Last week, the NIN recommended a reduction of salt content by the packaged food industry, besides limiting maximum salt intake to six grams per day, down from the eight grams permitted under 1998 nutritional guidelines.
"The prevalence of high blood pressure in more than a third of urban Indian population could be largely contributed by higher salt intakes, though several other factors, including stress and other chronic disease, may also be involved," said Sesikeran.
However, salt, for all its negative publicity, is crucial for the functioning of the heart, adrenals, liver and kidneys, and even for digesting food. It transports nutrients to the cells, keeps calcium and other minerals soluble and maintains the body`s balance of fluids.

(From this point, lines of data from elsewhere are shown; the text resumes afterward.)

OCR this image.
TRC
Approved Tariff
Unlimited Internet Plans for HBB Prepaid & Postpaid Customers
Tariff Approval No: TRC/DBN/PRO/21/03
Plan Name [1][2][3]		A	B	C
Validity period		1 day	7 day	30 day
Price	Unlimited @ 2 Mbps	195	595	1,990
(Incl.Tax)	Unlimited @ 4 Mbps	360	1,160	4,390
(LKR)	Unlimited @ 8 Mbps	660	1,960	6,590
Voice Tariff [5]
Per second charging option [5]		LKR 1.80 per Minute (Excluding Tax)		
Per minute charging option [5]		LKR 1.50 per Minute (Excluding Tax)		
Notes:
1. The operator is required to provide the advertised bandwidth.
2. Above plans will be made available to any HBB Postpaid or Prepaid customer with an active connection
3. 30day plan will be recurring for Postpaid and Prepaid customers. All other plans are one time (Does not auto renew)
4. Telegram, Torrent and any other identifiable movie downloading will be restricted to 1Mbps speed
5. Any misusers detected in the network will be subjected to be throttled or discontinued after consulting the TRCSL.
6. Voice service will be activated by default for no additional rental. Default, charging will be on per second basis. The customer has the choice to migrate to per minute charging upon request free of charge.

Sea or raw salt seems to be a healthier option because it has a number of trace minerals like potassium, magnesium and calcium, but processed salt loses all these micro-nutrients.

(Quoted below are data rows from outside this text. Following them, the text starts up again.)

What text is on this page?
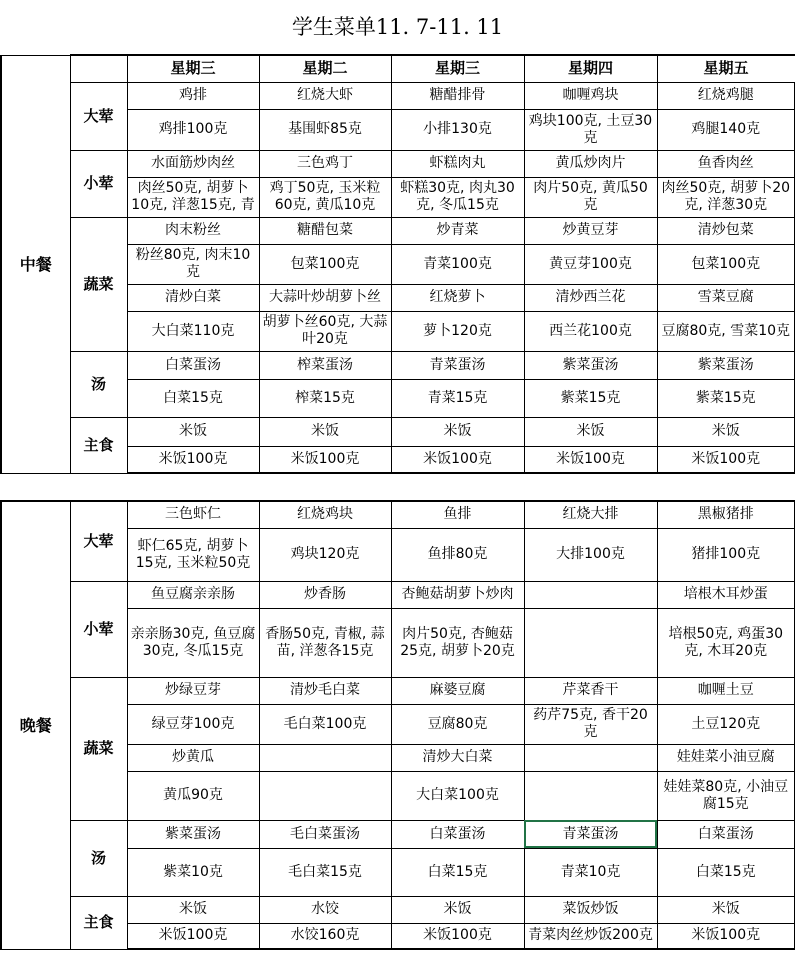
学生菜单11. 7-11. 11
中餐		星期三	星期二	星期三	星期四	星期五
	大荤	鸡排	红烧大虾	糖醋排骨	咖喱鸡块	红烧鸡腿
		鸡排100克	基围虾85克	小排130克	鸡块100克, 土豆30克	鸡腿140克
	小荤	水面筋炒肉丝	三色鸡丁	虾糕肉丸	黄瓜炒肉片	鱼香肉丝
		肉丝50克, 胡萝卜10克, 洋葱15克, 青	鸡丁50克, 玉米粒60克, 黄瓜10克	虾糕30克, 肉丸30克, 冬瓜15克	肉片50克, 黄瓜50克	肉丝50克, 胡萝卜20克, 洋葱30克
	蔬菜	肉末粉丝	糖醋包菜	炒青菜	炒黄豆芽	清炒包菜
		粉丝80克, 肉末10克	包菜100克	青菜100克	黄豆芽100克	包菜100克
		清炒白菜	大蒜叶炒胡萝卜丝	红烧萝卜	清炒西兰花	雪菜豆腐
		大白菜110克	胡萝卜丝60克, 大蒜叶20克	萝卜120克	西兰花100克	豆腐80克, 雪菜10克
	汤	白菜蛋汤	榨菜蛋汤	青菜蛋汤	紫菜蛋汤	紫菜蛋汤
		白菜15克	榨菜15克	青菜15克	紫菜15克	紫菜15克
	主食	米饭	米饭	米饭	米饭	米饭
		米饭100克	米饭100克	米饭100克	米饭100克	米饭100克
晚餐	大荤	三色虾仁	红烧鸡块	鱼排	红烧大排	黑椒猪排
		虾仁65克, 胡萝卜15克, 玉米粒50克	鸡块120克	鱼排80克	大排100克	猪排100克
	小荤	鱼豆腐亲亲肠	炒香肠	杏鲍菇胡萝卜炒肉		培根木耳炒蛋
		亲亲肠30克, 鱼豆腐30克, 冬瓜15克	香肠50克, 青椒, 蒜苗, 洋葱各15克	肉片50克, 杏鲍菇25克, 胡萝卜20克		培根50克, 鸡蛋30克, 木耳20克
	蔬菜	炒绿豆芽	清炒毛白菜	麻婆豆腐	芹菜香干	咖喱土豆
		绿豆芽100克	毛白菜100克	豆腐80克	药芹75克, 香干20克	土豆120克
		炒黄瓜		清炒大白菜		娃娃菜小油豆腐
		黄瓜90克		大白菜100克		娃娃菜80克, 小油豆腐15克
	汤	紫菜蛋汤	毛白菜蛋汤	白菜蛋汤	青菜蛋汤	白菜蛋汤
		紫菜10克	毛白菜15克	白菜15克	青菜10克	白菜15克
	主食	米饭	水饺	米饭	菜饭炒饭	米饭
		米饭100克	水饺160克	米饭100克	青菜肉丝炒饭200克	米饭100克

A study by Patricio E. Ray, published in the journal Kidney International, has found that potassium deficiencies increase BP and induce salt sensitivity, that is bringing on more adverse effects with the same quantity of salt.
"Potassium has the exact opposite effect on the BP when compared with sodium in the edible salt. Its higher intake also results in more expulsion of sodium from the kidneys," said Sesikeran.
Simply stated, posassium in diet is effective in lowering BP.
Sesikeran suggested blending potassium chloride with sodium chloride to reduce the sodium content for every gram of salt consumed.
The best sources of potassium are provided by fruits and vegetables. However, higher potassium intakes may not be advisable for those with certain forms of kidney or heart disease. It is safe for the general population, he added.
Whether salt is consumed as a processed or sea salt, the body ultimately takes up sodium chloride (salt`s chemical name) which largely determines the BP. The NIN recommendation limits consumption to 2,400 mg sodium chloride daily.
Pickles, preserved foods, ketchups, papads, ready to eat snacks are most of the common sources of significant amount of salt, he added.